To gain a perspective on this figure and the value of the press to the university, one only has to consider that the head basketball coach at Mizzou makes $1.35 million per year — and the head football coach makes $2.5 million per year. The interim director of the press makes just under $75,000 — less than an assistant baseball coach. The acquisitions editor makes just under $35,000 — less than an athletic trainer.

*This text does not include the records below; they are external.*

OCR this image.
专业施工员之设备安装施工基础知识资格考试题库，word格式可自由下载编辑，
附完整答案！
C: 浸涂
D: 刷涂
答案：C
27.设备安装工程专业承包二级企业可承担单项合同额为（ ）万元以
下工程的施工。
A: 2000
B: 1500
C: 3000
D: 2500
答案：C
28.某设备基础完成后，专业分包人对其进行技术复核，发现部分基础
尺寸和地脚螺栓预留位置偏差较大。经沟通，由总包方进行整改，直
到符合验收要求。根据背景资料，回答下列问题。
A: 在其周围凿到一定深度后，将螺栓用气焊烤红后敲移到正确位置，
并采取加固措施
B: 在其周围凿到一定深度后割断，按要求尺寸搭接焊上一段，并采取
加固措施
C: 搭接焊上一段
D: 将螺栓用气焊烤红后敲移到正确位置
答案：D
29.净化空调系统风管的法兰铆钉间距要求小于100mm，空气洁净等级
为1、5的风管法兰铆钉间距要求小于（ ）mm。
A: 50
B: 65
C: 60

Meanwhile, Mizzou announced new uniforms for five sports:

Through a decade-long partnership with Nike, the Mizzou athletic department was able to work with Nike designers on a special project to help bring the university’s brand values to the surface and create a color, font and logo palate that help reflect those values. This new identity system sets a foundation for all athletic communication including products, uniforms, fan gear and facilities for this generation and future generations. In addition to providing teams with a consistent appearance, Mizzou student-athletes will benefit from the continued innovation and unique performance advantages that the partnership with Nike will deliver. Throughout the project, equal attention was devoted to maintaining an appreciation for the traditions of the past, while positioning the athletics program for the future.

To be clear, the University of Missouri will be shuttering their press and giving athletes new uniforms. This is on top of the press’ staff already being half of what it was before the recession, while many coaches have gotten raises. Oh, and the Athletic Department spent about $58 million last year. Priorities in higher education.